Magnetic based micro-indentation catheter for soft tissue characterization in minimally invasive surgery

Abstract

During the last ten years, open heart surgery has increasingly been replaced by minimally invasive surgery (MIS), which has three main advantages. There is reduced blood loss, small scars to reduce infections, and a shorter recovery time. However, MIS still lacks full surgical capabilities such as tool dexterity, tool-tissue contact force determination and tissue characterization. Tissue characterization in open heart surgery is performed by palpation, but during MIS artificial tactile sensing in a catheter tip needs to be used to determine tissue abnormalities and the effectiveness of thermal ablation. Thermal ablation in the heart is used to treat atrial fibrillation (heart rhythm disease) by destroying tissue and therefore blocking an electrical pathway.
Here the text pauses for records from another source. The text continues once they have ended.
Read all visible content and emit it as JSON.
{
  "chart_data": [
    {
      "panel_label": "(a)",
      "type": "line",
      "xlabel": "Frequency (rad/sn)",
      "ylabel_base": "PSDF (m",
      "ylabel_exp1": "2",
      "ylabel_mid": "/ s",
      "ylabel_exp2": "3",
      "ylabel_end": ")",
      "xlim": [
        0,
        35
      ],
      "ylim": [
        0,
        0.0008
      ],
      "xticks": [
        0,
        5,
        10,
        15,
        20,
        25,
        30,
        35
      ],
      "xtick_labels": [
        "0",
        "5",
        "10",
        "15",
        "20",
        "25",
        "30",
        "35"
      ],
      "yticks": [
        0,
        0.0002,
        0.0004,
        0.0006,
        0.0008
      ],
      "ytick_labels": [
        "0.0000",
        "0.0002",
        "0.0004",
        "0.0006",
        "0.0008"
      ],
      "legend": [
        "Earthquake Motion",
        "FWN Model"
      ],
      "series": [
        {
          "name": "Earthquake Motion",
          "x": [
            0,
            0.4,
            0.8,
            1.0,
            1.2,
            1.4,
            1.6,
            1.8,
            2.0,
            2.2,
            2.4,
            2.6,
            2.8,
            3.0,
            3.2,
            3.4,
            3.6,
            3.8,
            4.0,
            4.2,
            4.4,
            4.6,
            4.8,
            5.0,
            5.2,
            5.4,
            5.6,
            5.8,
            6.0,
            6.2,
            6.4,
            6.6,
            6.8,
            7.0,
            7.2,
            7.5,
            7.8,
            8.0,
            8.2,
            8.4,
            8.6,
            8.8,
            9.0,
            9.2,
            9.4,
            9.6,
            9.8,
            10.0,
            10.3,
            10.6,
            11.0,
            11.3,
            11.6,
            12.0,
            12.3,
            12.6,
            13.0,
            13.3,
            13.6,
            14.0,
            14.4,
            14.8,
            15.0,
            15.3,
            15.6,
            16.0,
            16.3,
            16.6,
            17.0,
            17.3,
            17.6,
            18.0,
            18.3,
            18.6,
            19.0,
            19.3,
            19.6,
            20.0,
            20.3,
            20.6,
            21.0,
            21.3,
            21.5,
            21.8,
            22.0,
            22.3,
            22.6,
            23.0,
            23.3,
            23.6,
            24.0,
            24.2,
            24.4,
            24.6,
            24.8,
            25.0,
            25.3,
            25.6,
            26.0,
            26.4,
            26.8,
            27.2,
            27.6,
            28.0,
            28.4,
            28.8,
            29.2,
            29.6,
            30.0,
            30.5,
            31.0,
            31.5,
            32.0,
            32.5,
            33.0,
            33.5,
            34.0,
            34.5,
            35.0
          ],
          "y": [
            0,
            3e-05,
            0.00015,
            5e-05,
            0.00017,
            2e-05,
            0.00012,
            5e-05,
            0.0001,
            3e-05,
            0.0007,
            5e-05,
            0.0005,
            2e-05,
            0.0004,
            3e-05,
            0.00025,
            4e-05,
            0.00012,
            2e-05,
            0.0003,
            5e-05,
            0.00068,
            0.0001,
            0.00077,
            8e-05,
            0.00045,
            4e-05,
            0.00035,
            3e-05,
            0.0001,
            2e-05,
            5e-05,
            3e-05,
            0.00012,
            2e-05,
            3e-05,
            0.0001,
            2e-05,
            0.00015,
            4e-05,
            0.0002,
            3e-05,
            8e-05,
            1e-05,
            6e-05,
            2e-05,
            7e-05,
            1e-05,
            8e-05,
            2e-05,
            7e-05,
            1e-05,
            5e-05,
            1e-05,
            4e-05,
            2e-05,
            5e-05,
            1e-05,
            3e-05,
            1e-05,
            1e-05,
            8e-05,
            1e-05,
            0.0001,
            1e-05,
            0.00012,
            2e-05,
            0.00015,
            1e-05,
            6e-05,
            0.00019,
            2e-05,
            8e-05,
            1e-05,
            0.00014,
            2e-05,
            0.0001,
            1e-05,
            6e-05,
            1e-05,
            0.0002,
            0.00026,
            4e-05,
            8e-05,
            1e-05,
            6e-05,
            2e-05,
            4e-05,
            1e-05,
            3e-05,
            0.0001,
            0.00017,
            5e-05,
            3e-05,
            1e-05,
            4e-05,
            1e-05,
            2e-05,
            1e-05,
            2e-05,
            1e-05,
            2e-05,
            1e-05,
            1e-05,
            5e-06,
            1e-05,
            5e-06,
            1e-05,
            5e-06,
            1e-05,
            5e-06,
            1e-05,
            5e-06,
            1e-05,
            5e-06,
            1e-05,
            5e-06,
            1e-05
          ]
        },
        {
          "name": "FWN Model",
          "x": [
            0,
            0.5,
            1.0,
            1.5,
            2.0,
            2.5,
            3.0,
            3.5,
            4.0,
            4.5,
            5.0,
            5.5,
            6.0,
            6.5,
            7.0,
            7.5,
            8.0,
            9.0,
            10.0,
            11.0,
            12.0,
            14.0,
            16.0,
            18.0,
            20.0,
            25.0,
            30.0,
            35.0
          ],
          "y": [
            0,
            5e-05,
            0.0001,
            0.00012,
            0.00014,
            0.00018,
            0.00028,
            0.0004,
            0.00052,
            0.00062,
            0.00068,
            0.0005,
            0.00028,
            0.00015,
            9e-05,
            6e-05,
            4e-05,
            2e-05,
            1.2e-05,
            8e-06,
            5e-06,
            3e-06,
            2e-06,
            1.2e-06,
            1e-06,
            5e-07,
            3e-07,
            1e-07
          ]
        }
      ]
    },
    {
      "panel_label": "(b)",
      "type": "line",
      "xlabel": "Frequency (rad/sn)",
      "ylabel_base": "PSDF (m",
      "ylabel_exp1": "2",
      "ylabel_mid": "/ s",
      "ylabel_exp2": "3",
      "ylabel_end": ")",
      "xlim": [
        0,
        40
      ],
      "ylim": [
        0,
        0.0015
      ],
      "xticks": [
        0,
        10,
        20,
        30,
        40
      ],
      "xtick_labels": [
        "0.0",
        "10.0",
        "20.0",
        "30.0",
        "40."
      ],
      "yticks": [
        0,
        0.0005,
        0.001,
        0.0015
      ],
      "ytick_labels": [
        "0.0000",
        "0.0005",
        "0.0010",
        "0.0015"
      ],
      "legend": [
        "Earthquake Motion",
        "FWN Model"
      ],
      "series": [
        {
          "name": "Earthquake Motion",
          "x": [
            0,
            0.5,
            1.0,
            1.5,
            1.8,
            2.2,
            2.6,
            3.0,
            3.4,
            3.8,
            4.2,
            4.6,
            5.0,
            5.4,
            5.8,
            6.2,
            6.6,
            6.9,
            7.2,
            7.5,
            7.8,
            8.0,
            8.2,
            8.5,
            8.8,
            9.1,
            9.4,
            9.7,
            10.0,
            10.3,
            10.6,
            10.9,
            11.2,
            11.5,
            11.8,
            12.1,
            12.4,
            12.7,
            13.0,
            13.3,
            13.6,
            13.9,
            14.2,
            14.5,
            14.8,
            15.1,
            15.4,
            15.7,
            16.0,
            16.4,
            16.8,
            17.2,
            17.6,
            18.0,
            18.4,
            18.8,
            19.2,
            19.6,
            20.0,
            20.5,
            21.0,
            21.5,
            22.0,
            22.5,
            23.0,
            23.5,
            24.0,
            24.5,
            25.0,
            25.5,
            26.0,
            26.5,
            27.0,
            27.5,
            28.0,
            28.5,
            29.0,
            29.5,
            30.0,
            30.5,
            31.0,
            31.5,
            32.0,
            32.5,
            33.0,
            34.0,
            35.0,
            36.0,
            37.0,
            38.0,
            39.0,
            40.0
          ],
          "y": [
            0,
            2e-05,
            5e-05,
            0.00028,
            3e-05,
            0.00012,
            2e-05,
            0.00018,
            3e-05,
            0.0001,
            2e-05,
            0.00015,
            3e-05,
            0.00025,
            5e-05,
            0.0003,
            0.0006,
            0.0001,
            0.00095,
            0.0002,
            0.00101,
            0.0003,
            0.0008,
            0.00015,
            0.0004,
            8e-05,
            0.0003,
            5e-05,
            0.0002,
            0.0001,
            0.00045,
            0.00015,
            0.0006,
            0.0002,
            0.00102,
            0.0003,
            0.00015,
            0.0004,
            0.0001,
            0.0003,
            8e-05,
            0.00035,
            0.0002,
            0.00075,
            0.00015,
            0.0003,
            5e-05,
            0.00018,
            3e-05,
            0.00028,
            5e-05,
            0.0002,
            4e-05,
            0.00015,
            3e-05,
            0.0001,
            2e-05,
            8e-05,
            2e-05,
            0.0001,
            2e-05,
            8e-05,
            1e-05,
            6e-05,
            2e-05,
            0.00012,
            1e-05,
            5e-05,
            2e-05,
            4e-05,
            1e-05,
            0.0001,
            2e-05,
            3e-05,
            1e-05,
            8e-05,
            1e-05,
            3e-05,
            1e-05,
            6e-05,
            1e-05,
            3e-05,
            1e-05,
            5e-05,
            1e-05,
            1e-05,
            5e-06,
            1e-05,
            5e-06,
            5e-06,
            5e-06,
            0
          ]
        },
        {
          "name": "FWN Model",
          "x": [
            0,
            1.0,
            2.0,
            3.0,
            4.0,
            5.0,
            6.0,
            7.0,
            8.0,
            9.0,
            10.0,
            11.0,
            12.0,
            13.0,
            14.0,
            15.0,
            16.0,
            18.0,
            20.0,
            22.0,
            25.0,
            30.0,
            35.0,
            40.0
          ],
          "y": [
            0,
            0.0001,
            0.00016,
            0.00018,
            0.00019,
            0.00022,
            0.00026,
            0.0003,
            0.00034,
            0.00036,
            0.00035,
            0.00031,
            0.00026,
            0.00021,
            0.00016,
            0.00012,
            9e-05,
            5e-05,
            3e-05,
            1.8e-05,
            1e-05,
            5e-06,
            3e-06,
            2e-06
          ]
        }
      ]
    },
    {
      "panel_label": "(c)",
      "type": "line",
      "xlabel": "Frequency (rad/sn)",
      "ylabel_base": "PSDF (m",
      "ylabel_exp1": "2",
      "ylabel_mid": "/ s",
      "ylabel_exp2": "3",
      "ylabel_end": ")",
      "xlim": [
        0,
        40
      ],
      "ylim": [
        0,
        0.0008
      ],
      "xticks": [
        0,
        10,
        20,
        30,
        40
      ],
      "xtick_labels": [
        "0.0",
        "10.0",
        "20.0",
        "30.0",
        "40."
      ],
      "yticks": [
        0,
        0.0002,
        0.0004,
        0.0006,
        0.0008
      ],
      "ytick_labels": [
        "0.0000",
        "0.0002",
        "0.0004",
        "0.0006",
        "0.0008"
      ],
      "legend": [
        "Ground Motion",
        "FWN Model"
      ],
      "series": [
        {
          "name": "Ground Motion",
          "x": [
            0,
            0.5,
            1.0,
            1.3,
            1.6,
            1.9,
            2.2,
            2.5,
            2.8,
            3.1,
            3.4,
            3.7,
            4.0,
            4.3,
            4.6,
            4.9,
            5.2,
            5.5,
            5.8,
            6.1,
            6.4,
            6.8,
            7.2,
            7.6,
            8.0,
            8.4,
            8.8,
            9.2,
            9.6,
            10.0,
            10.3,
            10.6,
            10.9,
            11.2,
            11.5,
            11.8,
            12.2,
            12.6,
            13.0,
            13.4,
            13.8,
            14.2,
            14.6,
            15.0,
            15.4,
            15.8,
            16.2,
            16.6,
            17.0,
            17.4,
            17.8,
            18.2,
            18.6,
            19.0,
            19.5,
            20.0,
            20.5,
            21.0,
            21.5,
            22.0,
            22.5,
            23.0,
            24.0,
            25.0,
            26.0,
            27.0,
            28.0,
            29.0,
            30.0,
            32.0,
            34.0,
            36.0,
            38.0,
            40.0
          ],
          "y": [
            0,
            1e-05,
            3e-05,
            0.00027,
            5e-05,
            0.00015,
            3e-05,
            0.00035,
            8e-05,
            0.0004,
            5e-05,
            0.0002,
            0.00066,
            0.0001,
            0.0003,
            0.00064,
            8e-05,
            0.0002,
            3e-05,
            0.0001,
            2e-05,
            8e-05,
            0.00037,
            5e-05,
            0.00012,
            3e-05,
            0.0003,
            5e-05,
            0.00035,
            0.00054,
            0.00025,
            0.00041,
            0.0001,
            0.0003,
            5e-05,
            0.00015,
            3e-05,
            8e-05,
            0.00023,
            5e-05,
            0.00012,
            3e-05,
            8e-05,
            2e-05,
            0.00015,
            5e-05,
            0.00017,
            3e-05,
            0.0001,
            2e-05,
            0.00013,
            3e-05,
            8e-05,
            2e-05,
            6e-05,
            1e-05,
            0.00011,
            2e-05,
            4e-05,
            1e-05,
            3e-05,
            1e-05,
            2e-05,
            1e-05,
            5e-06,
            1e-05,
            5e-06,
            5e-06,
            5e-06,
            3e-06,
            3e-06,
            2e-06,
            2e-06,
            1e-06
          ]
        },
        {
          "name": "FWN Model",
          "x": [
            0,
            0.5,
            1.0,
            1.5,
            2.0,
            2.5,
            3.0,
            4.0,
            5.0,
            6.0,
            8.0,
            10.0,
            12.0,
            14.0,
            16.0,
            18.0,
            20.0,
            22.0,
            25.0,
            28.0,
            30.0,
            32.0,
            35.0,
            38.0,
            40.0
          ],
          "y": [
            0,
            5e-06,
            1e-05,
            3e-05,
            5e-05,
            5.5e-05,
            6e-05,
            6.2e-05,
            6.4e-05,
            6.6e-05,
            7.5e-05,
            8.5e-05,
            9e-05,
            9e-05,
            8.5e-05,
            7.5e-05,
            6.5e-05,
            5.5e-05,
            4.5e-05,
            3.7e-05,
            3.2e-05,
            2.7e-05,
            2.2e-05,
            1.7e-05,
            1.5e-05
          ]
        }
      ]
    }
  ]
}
The treatment effectiveness is determined by measuring the resulting increase in stiffness of the lesion, which directly relates to the size of tissue that has been burned. There are currently no solutions available for this artificial sensing. Therefore the main goal of this research is to develop a catheter tip capable of force and soft tissue stiffness measurement in the human heart. During this research, such a catheter tip has been designed. Stiffness sensing is performed based on load-displacement determination, where the catheter is actuated ex vivo by a concentric tube mechanism in a displacement-controlled mode. Contact force measurement, between the catheter tip and tissue, is performed with a 3D magnetic Hall sensor and a permanent magnet, each attached to one end of a spring (resilient structure). The design has been prototyped and tested, and is able to discriminate between different stiffness values with high repeatability.